Artinya, tahukah engkau wahai Muhammad SAW. Apa itu Lailatul Qodar yang mulia?
Dalam hal ini Al-Khazin yang dikutip As Shabuni menerangkan seolah Allah SWT
berfirman: “Adakah sesuatu yang sampai
kepada ilmumu tentang kemuliaan dan betapa keutamaannya”. Lalu Allah merinci keutamaannya pada tiga hal:
3 - { ليلة القدر خير من ألف شهر } ليس فيها ليلة القدر فالعمل
الصالح فيها خير منه في ألف شهر ليست فيها
3. (Malam kemuliaan itu lebih baik
daripada seribu bulan) yang tidak ada malam lailatulqadarnya; beramal saleh pada malam
itu pahalanya jauh lebih besar dan lebih baik daripada beramal saleh yang
dilakukan selama seribu bulan yang tidak mengandung malam lailatulqadar.
Pertama,
Allah berfirman : “Laitul
Qodri khairun min alfi syahrin”. Lailatul Qodar itu memiliki kemuliaan dan
keutamaan yang lebih daripada ibadah selama seribu bulan. Karena
dikhususkan pada malam itu turunnya Al-Qur’an Al Karim. Para mufassir
mengatakan bahwa; amal shalih pada Lailatul Qodar lebih baik daripada amal
selama seribu bulan yang di dalamnya tidak ada Lailatul Qodar.
Imam
Ibnu Jarir mengetengahkan sebuah hadits melalui Mujahid yang menceritakan,
bahwa di kalangan orang-orang Bani Israel terdapat seorang laki-laki yang
setiap malam selalu shalat hingga pagi hari, kemudian pada siang harinya ia
selalu memanggul senjata berjihad melawan musuh-musuh Allah hingga sore
harinya. Hal tersebut dilakukannya selama seribu bulan secara terus-menerus.
Maka
hal itu mengagumkan Rasulullah SAW. Dan kaum muslimin. Lalu Rasulullah SAW.

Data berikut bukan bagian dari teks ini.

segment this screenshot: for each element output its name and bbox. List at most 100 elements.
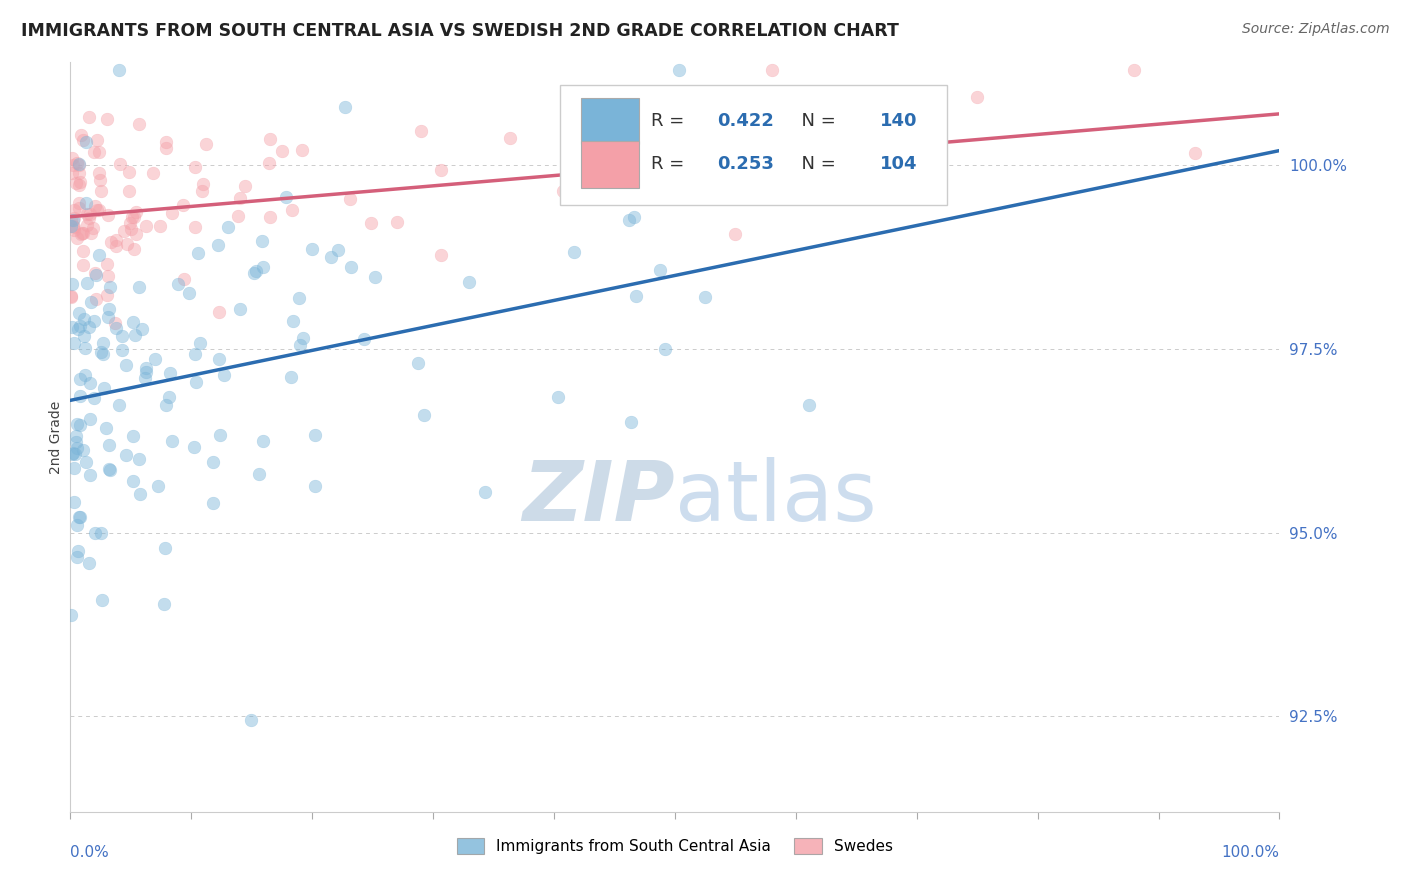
Point <box>291 143 314 157</box>
Point <box>321 250 343 264</box>
Point <box>63 222 86 236</box>
Point <box>412 408 434 422</box>
Point <box>191 184 214 198</box>
Point <box>91 335 114 350</box>
Point <box>115 236 138 251</box>
Point <box>155 541 177 556</box>
Point <box>62 158 84 172</box>
Point <box>82 221 104 235</box>
Point <box>208 427 231 442</box>
Point <box>202 455 225 469</box>
Point <box>77 319 100 334</box>
Point <box>184 219 207 234</box>
Text: 0.253: 0.253 <box>717 155 775 173</box>
Point <box>108 398 131 412</box>
Point <box>134 371 156 385</box>
Point <box>98 280 121 294</box>
Text: R =: R = <box>651 155 690 173</box>
Point <box>274 190 297 204</box>
Point <box>73 342 96 356</box>
Point <box>63 447 86 461</box>
Point <box>409 124 432 138</box>
Point <box>562 244 585 259</box>
Point <box>112 224 135 238</box>
Point <box>240 713 263 727</box>
Point <box>67 196 90 211</box>
Point <box>75 195 97 210</box>
Point <box>104 239 127 253</box>
Point <box>89 145 111 159</box>
Point <box>626 289 648 303</box>
Point <box>96 420 118 434</box>
Point <box>247 467 270 482</box>
Point <box>233 179 256 194</box>
Point <box>135 219 157 233</box>
Text: R =: R = <box>651 112 690 130</box>
Point <box>97 461 120 475</box>
Point <box>73 328 96 343</box>
Y-axis label: 2nd Grade: 2nd Grade <box>49 401 63 474</box>
Point <box>122 429 145 443</box>
Point <box>153 597 176 611</box>
Point <box>90 344 112 359</box>
Point <box>72 442 94 457</box>
Text: ZIP: ZIP <box>522 457 675 538</box>
Point <box>228 191 250 205</box>
Point <box>70 226 93 240</box>
Point <box>155 141 177 155</box>
Point <box>96 287 118 301</box>
Point <box>93 347 115 361</box>
Point <box>118 165 141 179</box>
Point <box>72 134 94 148</box>
Point <box>73 311 96 326</box>
Point <box>252 434 274 448</box>
Point <box>80 227 103 241</box>
Point <box>121 474 143 488</box>
Text: Source: ZipAtlas.com: Source: ZipAtlas.com <box>1241 22 1389 37</box>
Point <box>120 221 142 235</box>
Text: N =: N = <box>790 112 841 130</box>
Point <box>1184 145 1206 160</box>
Point <box>79 412 101 426</box>
Point <box>120 216 142 230</box>
Point <box>122 242 145 256</box>
Point <box>142 166 165 180</box>
Point <box>83 391 105 405</box>
Point <box>191 178 214 192</box>
Point <box>207 352 229 367</box>
Point <box>186 376 208 390</box>
Point <box>188 335 211 350</box>
Point <box>353 331 375 345</box>
Point <box>430 248 453 262</box>
Text: 0.422: 0.422 <box>717 112 775 130</box>
Point <box>63 494 86 508</box>
Point <box>69 175 91 189</box>
Point <box>67 322 90 336</box>
Point <box>79 207 101 221</box>
Point <box>121 210 143 224</box>
Point <box>149 219 172 233</box>
Point <box>75 455 97 469</box>
Point <box>122 315 145 329</box>
Point <box>184 347 207 361</box>
Point <box>547 390 569 404</box>
Point <box>90 525 112 540</box>
Point <box>212 368 235 383</box>
Point <box>619 415 641 429</box>
Text: 104: 104 <box>880 155 918 173</box>
Point <box>69 510 91 524</box>
Point <box>122 210 145 224</box>
Point <box>124 327 146 342</box>
Point <box>60 166 83 180</box>
Point <box>458 275 481 289</box>
Point <box>259 131 281 145</box>
Point <box>617 213 640 227</box>
Point <box>1123 62 1146 77</box>
Point <box>97 310 120 324</box>
Point <box>693 290 716 304</box>
Point <box>66 543 89 558</box>
Point <box>65 231 87 245</box>
Point <box>69 372 91 386</box>
Point <box>129 487 152 501</box>
Point <box>62 213 84 227</box>
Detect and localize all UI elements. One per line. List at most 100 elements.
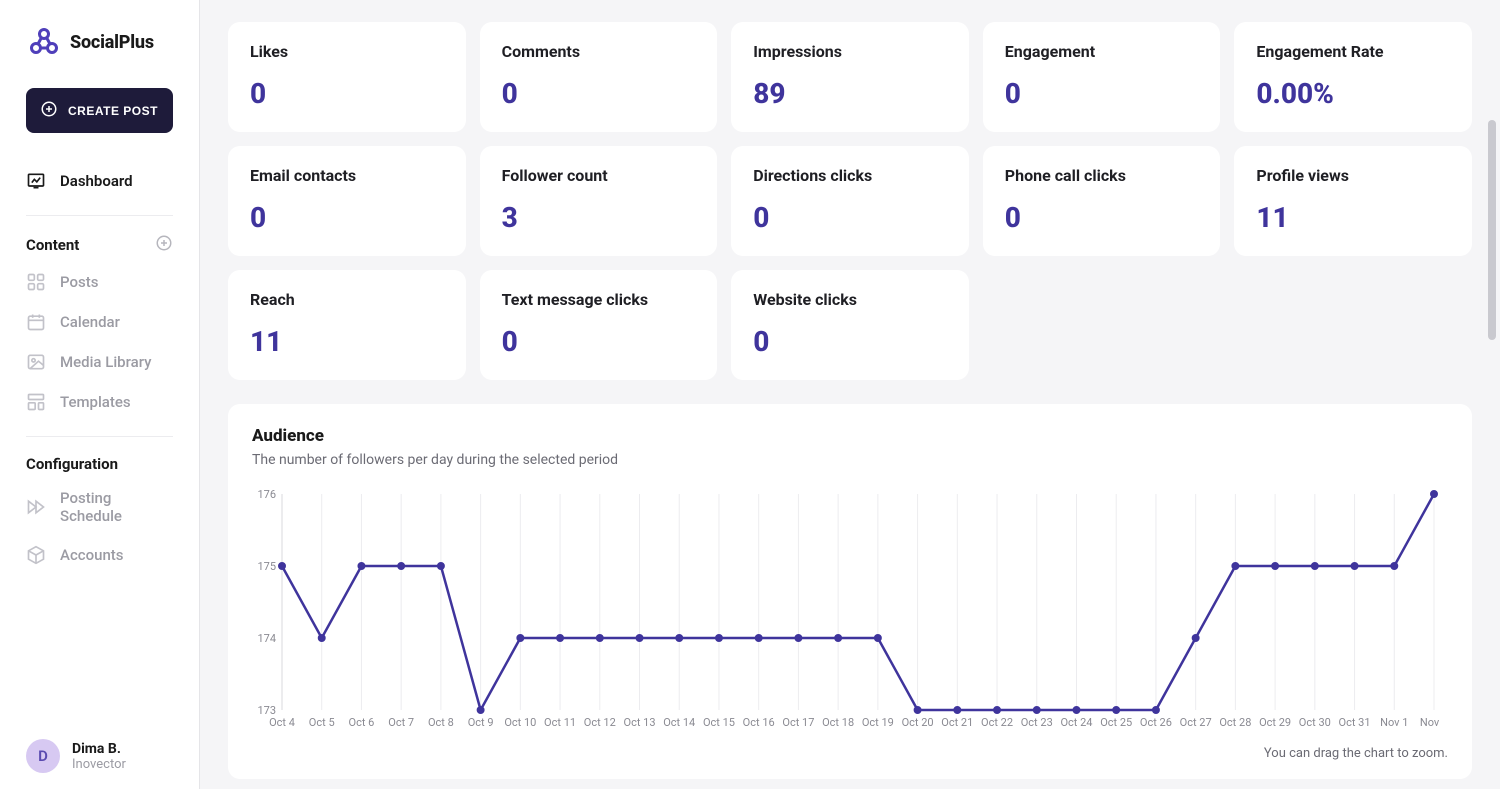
- metric-label: Phone call clicks: [1005, 166, 1199, 185]
- nav-templates[interactable]: Templates: [26, 382, 173, 422]
- metric-value: 0.00%: [1256, 77, 1450, 110]
- metric-card: Follower count3: [480, 146, 718, 256]
- user-text: Dima B. Inovector: [72, 741, 126, 772]
- dashboard-icon: [26, 171, 46, 191]
- nav-accounts[interactable]: Accounts: [26, 535, 173, 575]
- chart-title: Audience: [252, 426, 1448, 446]
- nav-posting-schedule[interactable]: Posting Schedule: [26, 479, 173, 535]
- nav-accounts-label: Accounts: [60, 546, 124, 564]
- svg-text:Oct 13: Oct 13: [624, 716, 656, 729]
- svg-text:Oct 30: Oct 30: [1299, 716, 1331, 729]
- svg-text:Oct 5: Oct 5: [309, 716, 335, 729]
- metric-card: Likes0: [228, 22, 466, 132]
- grid-icon: [26, 272, 46, 292]
- metric-value: 0: [1005, 77, 1199, 110]
- sidebar-spacer: [0, 575, 199, 739]
- nav-dashboard[interactable]: Dashboard: [26, 161, 173, 201]
- svg-text:Oct 11: Oct 11: [544, 716, 576, 729]
- svg-text:Oct 26: Oct 26: [1140, 716, 1172, 729]
- app-root: SocialPlus CREATE POST Dashboard: [0, 0, 1500, 789]
- user-name: Dima B.: [72, 741, 126, 757]
- metric-value: 0: [250, 201, 444, 234]
- svg-text:Oct 16: Oct 16: [743, 716, 775, 729]
- svg-text:Oct 9: Oct 9: [468, 716, 494, 729]
- nav: Dashboard Content Posts Calendar: [0, 161, 199, 575]
- metric-value: 0: [502, 325, 696, 358]
- metric-value: 0: [1005, 201, 1199, 234]
- svg-text:Oct 4: Oct 4: [269, 716, 295, 729]
- metric-card: Text message clicks 0: [480, 270, 718, 380]
- metric-card: Profile views 11: [1234, 146, 1472, 256]
- nav-calendar[interactable]: Calendar: [26, 302, 173, 342]
- metric-value: 89: [753, 77, 947, 110]
- config-section-header: Configuration: [26, 451, 173, 479]
- svg-text:Nov 1: Nov 1: [1380, 716, 1408, 729]
- svg-text:Oct 20: Oct 20: [902, 716, 934, 729]
- chart-subtitle: The number of followers per day during t…: [252, 452, 1448, 468]
- svg-text:Oct 25: Oct 25: [1100, 716, 1132, 729]
- metric-label: Text message clicks: [502, 290, 696, 309]
- brand-name: SocialPlus: [70, 32, 154, 53]
- metric-label: Engagement Rate: [1256, 42, 1450, 61]
- svg-text:Oct 15: Oct 15: [703, 716, 735, 729]
- avatar: D: [26, 739, 60, 773]
- metric-card: Email contacts0: [228, 146, 466, 256]
- audience-chart-card: Audience The number of followers per day…: [228, 404, 1472, 779]
- image-icon: [26, 352, 46, 372]
- calendar-icon: [26, 312, 46, 332]
- config-header-label: Configuration: [26, 455, 118, 473]
- create-post-button[interactable]: CREATE POST: [26, 88, 173, 133]
- svg-text:Oct 6: Oct 6: [349, 716, 375, 729]
- svg-text:Oct 22: Oct 22: [981, 716, 1013, 729]
- chart-area[interactable]: 173174175176Oct 4Oct 5Oct 6Oct 7Oct 8Oct…: [252, 486, 1448, 738]
- metric-value: 0: [502, 77, 696, 110]
- nav-templates-label: Templates: [60, 393, 131, 411]
- metric-label: Impressions: [753, 42, 947, 61]
- svg-text:Oct 29: Oct 29: [1259, 716, 1291, 729]
- scrollbar-thumb[interactable]: [1488, 120, 1496, 340]
- svg-text:Oct 17: Oct 17: [782, 716, 814, 729]
- cube-icon: [26, 545, 46, 565]
- svg-text:Oct 12: Oct 12: [584, 716, 616, 729]
- sidebar: SocialPlus CREATE POST Dashboard: [0, 0, 200, 789]
- svg-text:Oct 19: Oct 19: [862, 716, 894, 729]
- create-post-label: CREATE POST: [68, 104, 158, 118]
- user-org: Inovector: [72, 757, 126, 772]
- svg-text:Oct 28: Oct 28: [1219, 716, 1251, 729]
- main-content: Likes0Comments0Impressions89Engagement0E…: [200, 0, 1500, 789]
- metric-value: 11: [250, 325, 444, 358]
- nav-media-library[interactable]: Media Library: [26, 342, 173, 382]
- metric-value: 11: [1256, 201, 1450, 234]
- nav-media-label: Media Library: [60, 353, 152, 371]
- nav-dashboard-label: Dashboard: [60, 172, 133, 190]
- svg-text:Oct 14: Oct 14: [663, 716, 695, 729]
- svg-text:176: 176: [257, 488, 276, 501]
- metric-card: Impressions 89: [731, 22, 969, 132]
- logo-icon: [26, 24, 62, 60]
- nav-divider: [26, 215, 173, 216]
- nav-posts[interactable]: Posts: [26, 262, 173, 302]
- content-section-header: Content: [26, 230, 173, 262]
- metric-label: Directions clicks: [753, 166, 947, 185]
- metric-card: Engagement0: [983, 22, 1221, 132]
- metric-label: Website clicks: [753, 290, 947, 309]
- nav-posts-label: Posts: [60, 273, 98, 291]
- svg-text:Oct 24: Oct 24: [1060, 716, 1092, 729]
- audience-line-chart[interactable]: 173174175176Oct 4Oct 5Oct 6Oct 7Oct 8Oct…: [252, 486, 1442, 734]
- chart-hint: You can drag the chart to zoom.: [252, 746, 1448, 761]
- add-content-icon[interactable]: [155, 234, 173, 256]
- svg-text:Oct 10: Oct 10: [504, 716, 536, 729]
- fast-forward-icon: [26, 497, 46, 517]
- metric-label: Profile views: [1256, 166, 1450, 185]
- user-block[interactable]: D Dima B. Inovector: [0, 739, 199, 773]
- svg-text:174: 174: [257, 632, 276, 645]
- svg-text:Oct 7: Oct 7: [388, 716, 414, 729]
- svg-text:175: 175: [257, 560, 276, 573]
- svg-text:Oct 18: Oct 18: [822, 716, 854, 729]
- brand-logo[interactable]: SocialPlus: [0, 24, 199, 60]
- nav-schedule-label: Posting Schedule: [60, 489, 173, 525]
- metrics-grid: Likes0Comments0Impressions89Engagement0E…: [228, 22, 1472, 380]
- metric-value: 0: [753, 325, 947, 358]
- metric-value: 3: [502, 201, 696, 234]
- svg-text:Oct 8: Oct 8: [428, 716, 454, 729]
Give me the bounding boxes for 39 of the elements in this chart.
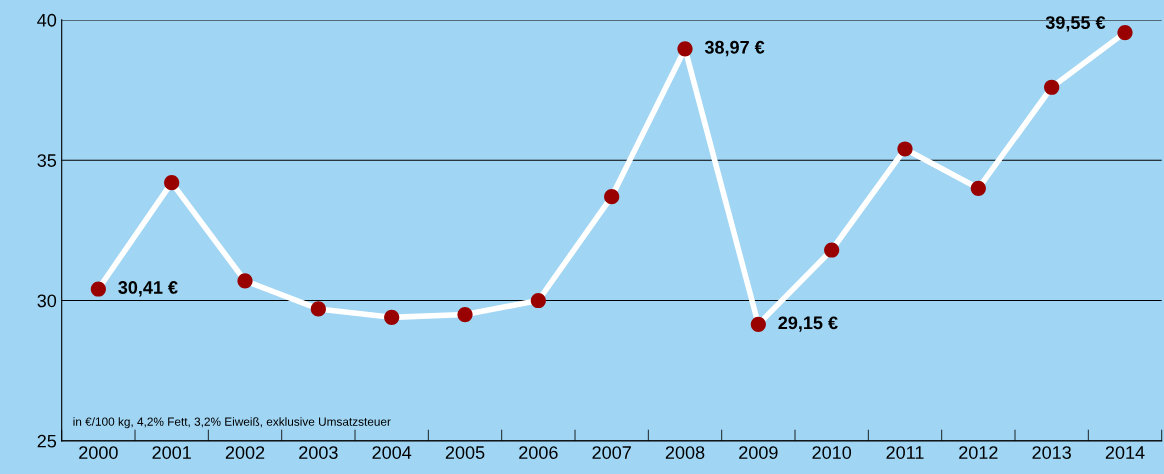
- x-tick-label: 2011: [886, 446, 924, 459]
- x-tick-label: 2014: [1105, 446, 1145, 459]
- x-tick-label: 2010: [812, 446, 852, 459]
- point: [90, 281, 106, 297]
- annotation: in €/100 kg, 4,2% Fett, 3,2% Eiweiß, exklusive Umsatzsteuer: [73, 417, 391, 429]
- point: [824, 242, 840, 258]
- point: [970, 180, 986, 196]
- x-tick-label: 2005: [445, 446, 485, 459]
- point: [384, 309, 400, 325]
- x-tick-label: 2004: [372, 446, 412, 459]
- y-tick-label: 35: [37, 154, 57, 167]
- x-tick-label: 2009: [739, 446, 778, 459]
- y-tick-label: 25: [37, 434, 57, 448]
- point: [677, 41, 693, 57]
- point: [237, 273, 253, 289]
- data-label: 30,41 €: [118, 281, 178, 297]
- point: [604, 189, 620, 205]
- data-label: 39,55 €: [1045, 16, 1106, 32]
- x-tick-label: 2002: [225, 446, 265, 459]
- point: [1044, 79, 1060, 95]
- x-tick-label: 2000: [79, 446, 118, 459]
- point: [457, 306, 473, 323]
- y-tick-label: 40: [37, 13, 57, 27]
- x-tick-label: 2006: [519, 446, 558, 459]
- point: [310, 301, 326, 317]
- y-tick-label: 30: [37, 294, 57, 308]
- x-tick-label: 2003: [299, 446, 338, 459]
- x-tick-label: 2008: [665, 446, 705, 459]
- x-tick-label: 2013: [1032, 446, 1071, 459]
- point: [1117, 24, 1133, 41]
- point: [530, 292, 546, 309]
- point: [750, 316, 766, 332]
- data-label: 29,15 €: [778, 316, 838, 332]
- data-label: 38,97 €: [704, 40, 765, 57]
- point: [897, 141, 913, 157]
- point: [164, 175, 180, 191]
- x-tick-label: 2001: [152, 446, 191, 459]
- x-tick-label: 2007: [592, 446, 631, 459]
- x-tick-label: 2012: [959, 446, 998, 459]
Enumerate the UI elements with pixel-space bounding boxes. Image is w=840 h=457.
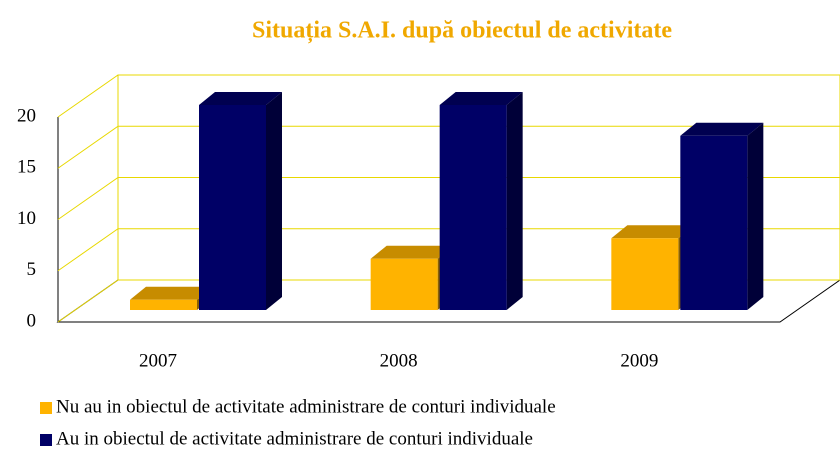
bar [199,92,282,310]
legend-label: Au in obiectul de activitate administrar… [56,428,533,449]
bar-face [611,225,695,239]
x-tick-label: 2007 [139,350,177,371]
y-tick-label: 15 [17,157,36,178]
legend-label: Nu au in obiectul de activitate administ… [56,396,556,417]
y-tick-label: 20 [17,105,36,126]
y-tick-label: 10 [17,208,36,229]
bar-face [439,92,523,105]
chart-title: Situația S.A.I. după obiectul de activit… [252,18,672,44]
x-tick-label: 2008 [380,350,418,371]
bar-face [199,92,282,105]
bar-face [370,245,454,259]
legend-swatch [40,434,52,446]
y-tick-label: 0 [27,310,37,331]
bar-face [680,122,764,136]
bar-face [370,258,438,310]
grid-line [57,279,840,323]
bar [130,286,213,310]
y-tick-label: 5 [27,259,37,280]
bar-face [439,105,507,310]
grid-line [57,125,840,169]
bar-face [130,286,213,300]
legend-swatch [40,402,52,414]
bar-face [680,135,748,310]
x-tick-label: 2009 [620,350,658,371]
bar-face [130,299,197,310]
grid-line [57,74,840,118]
bar-face [266,92,282,310]
bar [439,92,523,310]
grid-line [57,177,840,220]
bar-face [747,122,764,310]
grid-line [57,228,840,272]
bar-face [199,105,266,310]
bar-face [611,238,679,310]
bar-face [506,92,523,310]
bar [680,122,764,310]
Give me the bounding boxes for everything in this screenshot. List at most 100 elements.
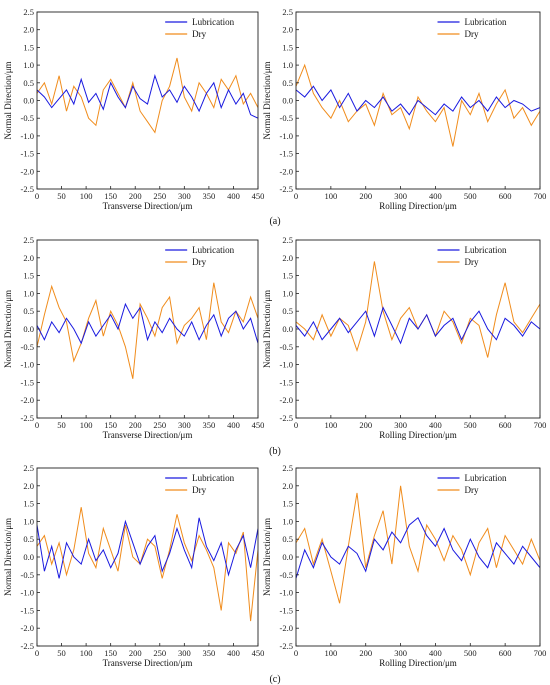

Berangan-angan untuk umatnya. Lalu beliau SAW. Berkata: “Ya Rabb, engkau jadikan umatku paling pendek umurnya di antara
umat-umat yang ada dan paling sedikit amalnya!’. Maka Allah menurunkan firman-Nya,
"Lailatulqadar (malam kemuliaan) itu lebih baik daripada seribu
bulan." (Q.S. Al Qadar, 3) Maksudnya,
beramal saleh pada malam lailatulkadar itu pahalanya jauh lebih baik dan lebih
besar daripada amalan yang dilakukan oleh seorang laki-laki dari Bani Israel
itu. Mujahid
berkata: Amal saleh, berpuasa, dan
melaksanakan qiyamul lail pada Lailatul Qodar lebih baik daripada seribu bulan.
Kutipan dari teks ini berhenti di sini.